Nauman has an uncanny ability to make the mundane seem full of terror. Coffee Spilling, a video of a cup of coffee in a perpetual state of spilling is unnerving despite its minimalism. It is made even more bizarre by the guttural shouts echoing from another as yet unseen piece in the next room. Cameras follow you round a corner in a Foucauldian surveillance nightmare right next to a multi-layered cage. Quieter and more understated, it takes on an eerie sense of fear.

If there is a uniting theme, it is Nauman’s fascination with pressure, both on the mind and the physical body. The human body becomes something not embodied, but strangely detached, or in many cases, literally disembodied. A return to basic instinctual demands and sounds reoccurs. A rapidly spinning floating head sings what sounds like a scream on every wall of Anthro/Socio.  Elsewhere he hideously contorts his neck and mouth, in a close-up shot which is among his most infamous.

Nauman has an uncanny ability to make the mundane seem full of terror.

Sound is as much a feature as the visual in Nauman’s work, and in the winding rooms of a rather empty Tate Modern, it reverberates through more than its specific pieces. The exhibition, with its loud wailing, flashing, and disorientating movement cannot be passively experienced. It is completely immersive. Through the successive rooms, it is not only the pressure exerted on the recorded body, or the contortions of his mouth that take centre-stage, but your own discomfort; the pressure exerted on you as a witness to the exhibition.

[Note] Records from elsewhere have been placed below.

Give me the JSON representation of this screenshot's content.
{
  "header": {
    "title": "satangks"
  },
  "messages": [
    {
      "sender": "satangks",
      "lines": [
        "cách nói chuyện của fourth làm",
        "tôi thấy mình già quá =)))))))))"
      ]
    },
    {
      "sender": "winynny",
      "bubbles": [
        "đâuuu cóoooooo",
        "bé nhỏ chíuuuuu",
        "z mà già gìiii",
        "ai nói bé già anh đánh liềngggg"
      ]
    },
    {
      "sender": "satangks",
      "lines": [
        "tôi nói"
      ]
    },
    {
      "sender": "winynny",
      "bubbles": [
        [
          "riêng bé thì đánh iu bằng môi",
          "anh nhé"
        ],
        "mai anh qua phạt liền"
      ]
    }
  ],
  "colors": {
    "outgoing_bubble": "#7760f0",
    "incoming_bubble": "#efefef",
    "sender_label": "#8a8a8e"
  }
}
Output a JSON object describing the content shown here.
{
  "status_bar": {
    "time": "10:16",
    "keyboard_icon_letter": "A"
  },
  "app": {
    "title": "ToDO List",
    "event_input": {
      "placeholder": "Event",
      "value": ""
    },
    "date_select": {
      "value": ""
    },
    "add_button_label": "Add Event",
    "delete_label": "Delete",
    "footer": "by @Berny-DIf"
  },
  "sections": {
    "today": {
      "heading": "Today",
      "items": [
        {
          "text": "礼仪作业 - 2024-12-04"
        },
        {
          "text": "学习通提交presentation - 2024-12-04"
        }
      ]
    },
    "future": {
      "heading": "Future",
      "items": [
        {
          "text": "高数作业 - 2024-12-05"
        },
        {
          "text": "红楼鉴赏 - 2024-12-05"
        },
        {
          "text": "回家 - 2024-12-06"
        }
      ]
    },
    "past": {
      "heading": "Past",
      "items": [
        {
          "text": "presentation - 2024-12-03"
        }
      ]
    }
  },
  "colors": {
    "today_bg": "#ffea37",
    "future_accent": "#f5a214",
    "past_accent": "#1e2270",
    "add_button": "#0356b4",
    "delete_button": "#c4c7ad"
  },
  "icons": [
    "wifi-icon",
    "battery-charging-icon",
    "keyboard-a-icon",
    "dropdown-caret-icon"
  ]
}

The defining piece has to be Clown Torture. The room becomes a pressurised prison of four walls covered in deeply disturbing videos of clowns. One sits alone in a toilet stall, another contorts his mouth and cries. I heard a woman walk in and say “what the fuck”, a very valid reaction, which I should think most people would share.

The exhibition, with its loud wailing, flashing, and disorientating movement cannot be passively experienced.

But despite this shocking element, the exhibition is not so conceptual as to be inaccessible. It is based in such honest human reactions, and basic emotions that it would be impossible not to be affected. It demands to be experienced. In parts, it is deeply unsettling, but as a whole, it is overwhelming and close to unbearably strange.

The exhibition runs until 21st February in the Tate Modern.